1. Es besteht kein Verfassungsgebot, auch Einstandsgemeinschaften den Ehegatten und Lebenspartners i.S.d. LPartG gleichzustellen. Zwar wäre es dem Gesetzgeber nicht verwehrt, auch Einstandsgemeinschaften in eine Rechtsform zu bringen. Ein entsprechendes Gebot besteht jedoch nicht.
Solange derartige Regelungen für die Einstandsgemeinschaft fehlen, bestehen zwischen ihren Mitgliedern keine rechtlich verfestigten Beziehungen mit rechtlich verbindlicher Verantwortung für den Partner. Darin liegt der Unterschied zu Ehegatten und (eingetragenen) Lebenspartnern, die z.B. zur ehelichen Lebensgemeinschaft bzw. gemeinsamen Lebensgestaltung und einander zum Unterhalt verpflichtet sind. Auch steht Geschwistern kein Pflichtteilsrecht zu.

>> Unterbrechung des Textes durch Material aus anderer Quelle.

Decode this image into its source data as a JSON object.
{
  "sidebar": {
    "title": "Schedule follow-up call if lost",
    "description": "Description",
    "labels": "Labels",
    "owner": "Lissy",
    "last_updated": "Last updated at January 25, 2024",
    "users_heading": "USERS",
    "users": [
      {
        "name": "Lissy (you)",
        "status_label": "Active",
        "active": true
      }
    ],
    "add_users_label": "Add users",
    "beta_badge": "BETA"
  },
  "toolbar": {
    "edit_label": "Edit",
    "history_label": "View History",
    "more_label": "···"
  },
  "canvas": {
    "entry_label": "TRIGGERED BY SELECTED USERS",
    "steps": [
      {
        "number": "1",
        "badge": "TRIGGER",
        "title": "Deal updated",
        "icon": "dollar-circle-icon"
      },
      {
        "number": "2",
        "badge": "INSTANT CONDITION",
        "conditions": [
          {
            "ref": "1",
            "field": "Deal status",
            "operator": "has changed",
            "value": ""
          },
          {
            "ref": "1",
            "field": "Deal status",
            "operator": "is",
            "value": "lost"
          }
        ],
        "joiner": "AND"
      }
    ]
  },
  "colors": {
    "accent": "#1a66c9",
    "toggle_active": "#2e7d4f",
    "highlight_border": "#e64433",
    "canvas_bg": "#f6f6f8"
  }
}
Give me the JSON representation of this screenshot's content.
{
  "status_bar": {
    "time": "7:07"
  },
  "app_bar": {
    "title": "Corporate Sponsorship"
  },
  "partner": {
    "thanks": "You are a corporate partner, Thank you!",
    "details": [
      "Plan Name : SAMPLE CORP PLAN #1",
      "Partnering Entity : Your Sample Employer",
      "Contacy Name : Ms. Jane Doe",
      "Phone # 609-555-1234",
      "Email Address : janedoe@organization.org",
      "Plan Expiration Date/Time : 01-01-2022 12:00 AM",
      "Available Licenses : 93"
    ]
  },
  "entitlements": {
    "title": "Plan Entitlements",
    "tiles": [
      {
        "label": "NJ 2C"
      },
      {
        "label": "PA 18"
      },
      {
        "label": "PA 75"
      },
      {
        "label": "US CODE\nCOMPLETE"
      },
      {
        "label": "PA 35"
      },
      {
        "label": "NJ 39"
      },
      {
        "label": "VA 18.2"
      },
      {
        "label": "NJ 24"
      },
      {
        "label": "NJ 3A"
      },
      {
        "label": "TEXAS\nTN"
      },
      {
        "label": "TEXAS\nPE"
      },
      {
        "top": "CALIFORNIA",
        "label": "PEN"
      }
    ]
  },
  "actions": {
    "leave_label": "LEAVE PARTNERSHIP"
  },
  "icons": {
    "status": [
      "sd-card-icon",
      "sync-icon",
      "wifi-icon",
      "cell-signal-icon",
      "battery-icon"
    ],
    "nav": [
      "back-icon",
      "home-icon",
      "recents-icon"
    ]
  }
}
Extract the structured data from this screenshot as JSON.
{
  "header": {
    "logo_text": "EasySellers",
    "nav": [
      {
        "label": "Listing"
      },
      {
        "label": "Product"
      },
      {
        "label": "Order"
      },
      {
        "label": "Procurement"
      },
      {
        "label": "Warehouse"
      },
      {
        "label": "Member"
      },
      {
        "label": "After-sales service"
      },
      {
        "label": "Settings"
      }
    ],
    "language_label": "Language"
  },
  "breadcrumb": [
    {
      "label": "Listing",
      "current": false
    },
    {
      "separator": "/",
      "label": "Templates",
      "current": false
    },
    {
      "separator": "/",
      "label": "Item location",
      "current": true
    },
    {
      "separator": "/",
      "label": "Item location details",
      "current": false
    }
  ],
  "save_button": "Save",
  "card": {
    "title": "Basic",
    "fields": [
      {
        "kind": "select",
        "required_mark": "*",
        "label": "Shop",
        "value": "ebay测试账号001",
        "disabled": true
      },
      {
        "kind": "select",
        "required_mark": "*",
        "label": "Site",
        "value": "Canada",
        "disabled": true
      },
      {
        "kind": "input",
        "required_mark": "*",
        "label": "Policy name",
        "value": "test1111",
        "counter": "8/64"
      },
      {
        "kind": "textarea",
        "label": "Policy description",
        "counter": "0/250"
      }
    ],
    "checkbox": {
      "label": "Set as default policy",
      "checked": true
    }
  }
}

2. Auf der Grundlage dieser unterschiedlichen rechtlichen Gegebenheiten ist auch die Steuerklasseneinteilung in § 15 Abs. 1 ErbStG nicht verfassungswidrig. Diese Regelung knüpft an bestimmte bürgerlich-rechtliche Vorgegebenheiten (z.B. Ehe, Verwandtschaft) und damit an rein formale Gesichtspunkte an. Tatsächliche Umstände (z.B. gemeinsames Zusammenleben oder langjährige Fürsorge) spielen keine Rolle und dürfen vom Gesetzgeber aus Gründen der notwendigen Typisierung des Gesetzesvollzugs außer Betracht gelassen werden.
3. Auch der Europäische Gerichtshof für Menschenrechte hat – zum englischen Recht – bereits entschieden, dass Geschwistern auch dann nicht das Recht zusteht, bei der Erbschaftsteuer wie Ehegatten oder eingetragene Lebenspartner behandelt zu werden, wenn sie in einem gemeinsamen Haushalt zusammenleben. Ein Verstoß gegen das Diskriminierungsverbot (Art. 14 EMRK) liege nicht vor.